Une manière de Jeanne d’Arc aux appâts de Barbar(ell)a

Pour la vieille Présidente de la République, qui boucle un inutile troisième mandat recluse dans le pigeonnier de l’Élysée – et rappelle furieusement le Chirac de la fin -, le trop bon élève qu’est Claude se méprend en imaginant son heure venue : « Les esprits faibles, impressionnables, s’imaginent que le pouvoir est fait de lambris et de limousines, agrémenté d’un peu de musique militaire. (…) Commander, en fait, est un acte de désobéissance pure. Cela suppose toujours de s’affranchir, de se rebeller, de dire merde à quelqu’un et de chier sur quelque chose (…). Celui qui ne sait pas cela n’est pas fait pour la politique. »

Cette faculté-là, la préfète Barbara Vauvert la possède d’instinct, en plus d’un volontarisme habité et d’une empathie naturelle qui ont vite fait d’elle, pour les Douvriens, une manière de Jeanne d’Arc aux appâts de Barbar(ell)a. Son éviction soudaine la conforte dans l’idée que les tenants du vrai pouvoir ne sont guère que des « moins forts et moins capables qu’elle », ne visant qu’à « entraver sa longue marche en faveur des plus petits », « comme on prend plaisir, lorsqu’on est soi-même infoutu de quoi que ce soit, à enrayer une roue, ou à trancher le jarret du cheval qui s’élance. »

Salauds de pauvres

Sans doute n’a-t-elle pas saisi d’emblée que son renvoi était le fait d’un étrange deus ex machina, antique potentat local à l’allure trompeuse de gros batracien au regard fixe, qui n’abandonna ses propres ambitions nationales que pour goûter la confortable position de faiseur de roi – ou de reine… Barbara pourra aussi compter sur l’appui ambigu du philosophe activiste Arthur Cann, sorte de Julien Coupat établi dans la Douvre, pour qui cette terre d’hommes si « libres » et « sûrs de leur fait », sur lesquels « le Système n’a pas de prise », sera l’épicentre d’une révolution mettant à bas la soi-disant « civilisation », « c’est-à-dire cette prétention de l’homme (et en particulier de l’homme français, soulignons-le au passage) à sortir de la nature pour se gouverner lui-même ».
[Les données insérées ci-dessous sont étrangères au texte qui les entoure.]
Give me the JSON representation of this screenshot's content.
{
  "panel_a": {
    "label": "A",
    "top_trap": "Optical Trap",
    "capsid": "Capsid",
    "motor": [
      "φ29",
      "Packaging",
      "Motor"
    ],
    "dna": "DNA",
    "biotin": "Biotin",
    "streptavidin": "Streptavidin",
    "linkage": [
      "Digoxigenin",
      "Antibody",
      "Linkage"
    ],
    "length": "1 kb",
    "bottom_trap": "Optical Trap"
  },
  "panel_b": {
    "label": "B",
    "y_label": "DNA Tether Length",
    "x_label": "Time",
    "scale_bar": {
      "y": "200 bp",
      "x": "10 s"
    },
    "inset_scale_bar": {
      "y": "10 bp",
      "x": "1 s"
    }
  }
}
Et puis il y a les Jacques, l’espèce en voie d’extinction programmée des Douvriens, à la résignation d’ordinaire si tranquille, qui ont le culot suprême de renverser la table au beau milieu de toutes ces manigances florentines, suscitant l’ire d’un cacique du Faubourg Saint-Honoré : « On se décarcasse pour (les) sortir de la bouse, on leur rend leur dignité, on leur offre sur un plateau un monceau de pognon et pour nous remercier, ils mettent le pays à feu et à sang. Leur merde, ils préfèrent y rester et si possible y entraîner tout le monde avec eux… ». Si leurs revendications ne semblent pas toujours d’une clarté folle, vu depuis l’intérieur du Périphérique, ils demandent pour l’essentiel, par la voix de Barbara, de rester reconnus tels qu’ils sont comme une part incompressible du pays de France.

Le tableau chantourné d’un inextricable merdier démocratique

L’exposition de la flopée de personnages d’État de nature, comme la patiente mise en place de son intrigue, s’avèrent éminemment satisfaisantes ; le lecteur s’alertera cependant de voir s’en rapprocher le dénouement à toute vitesse. Car au contraire de celles de Jon et Daenerys, les aventures d’Arthur et Barbara ne font pas une épopée, mais une fable politique aux accents moralistes sur la toute-puissance de cet immobilisme hexagonal dont Edgar Faure déplorait autrefois qu’il fût, une fois libéré, si difficile à arrêter. Le style du récit s’y adapte à merveille, et l’on sent poindre derrière la phrase chantournée de Jean-Baptiste de Froment la gourmandise lexicale et grammaticale de l’ancien normalien. Il doit à son usage judicieux de la ponctuation, ou d’occasionnelles éruptions de trivialité, d’éviter toute pesanteur surannée et de préserver le rythme alerte de la narration.

Tout juste pourra-t-on lui reprocher d’avancer peu de solutions pour purger l’inextricable merdier démocratique que la France semble devenue, et qu’il décrit si bien. Mais que d’aussi belles plumes soient toujours engagées en politique en 2019 est une information rassurante en soi.